When you get mad and start denying things, you have totally fallen into the trap, and are actually impaled on feces-smeared punji sticks.

Now, Obama can only hope that McCain says something like “When I look at Senator Obama’s proposals for the government’s fiscal policy, I just have to think there’s something in the woodpile that doesn’t belong there.”

The lynching of an uppity Rangel

The BAOJ has this report on yet another sea of woes for Chuckie Rangel.

I gotta tell ya, no one assumes more rabidly than I that a ratsocrat is scumbag thief, but, as I read this piece, which, admittedly, is published by the BAOJ, hardly a reliable source of truth and light, i am hard pressed to see the substantive violation of ethics.

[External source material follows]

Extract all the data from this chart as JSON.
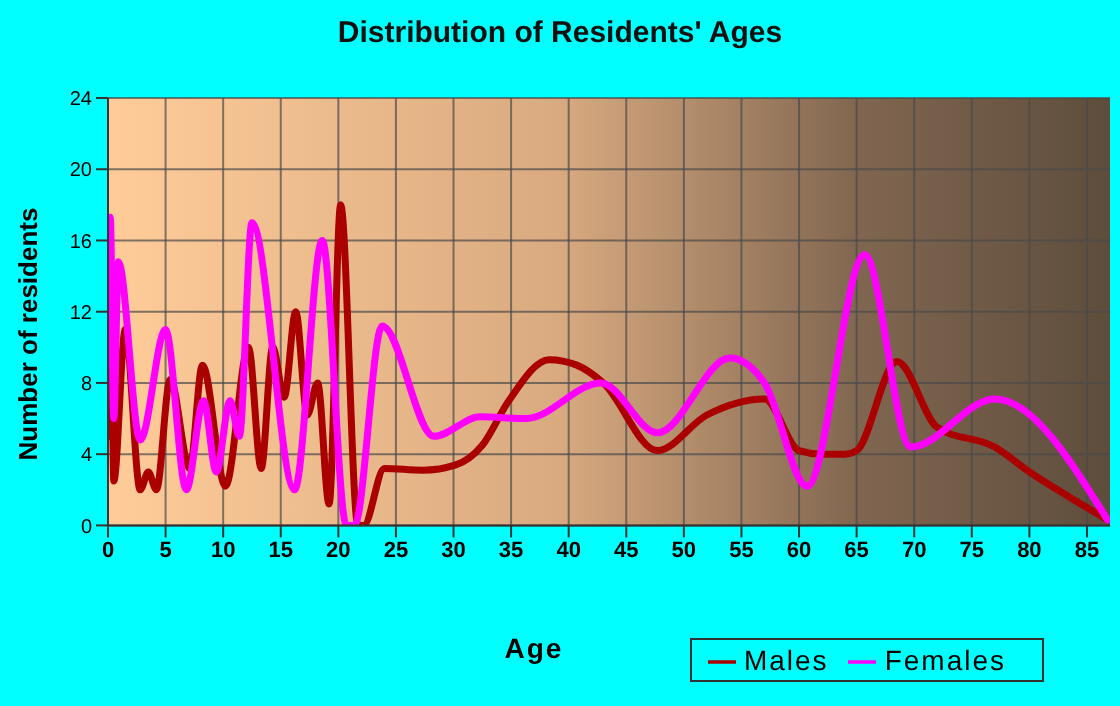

But, I am nonetheless heartened by this report, in this regard: the GOP, despite its current kleptocratic tendencies, has generally ruthlessly condemned its members who even remotely whiff of impropriety. I applaud this eating of one’s own young: the temptations for a federal office holder to loot the public treasury are so prevalent, and the opportunities are so rife and so easily latched onto, that the only rational approach is to ruthlessly anally impale violators. Lord knows the ratsocrats have taken the opposite approach. It is devoutly to be hoped that both parties rededicate themselves to the principal that those who are not totally beyond reproach must be aggressively condemned and ripped in their public personage limb from limb, to repent in private life, in disgrace.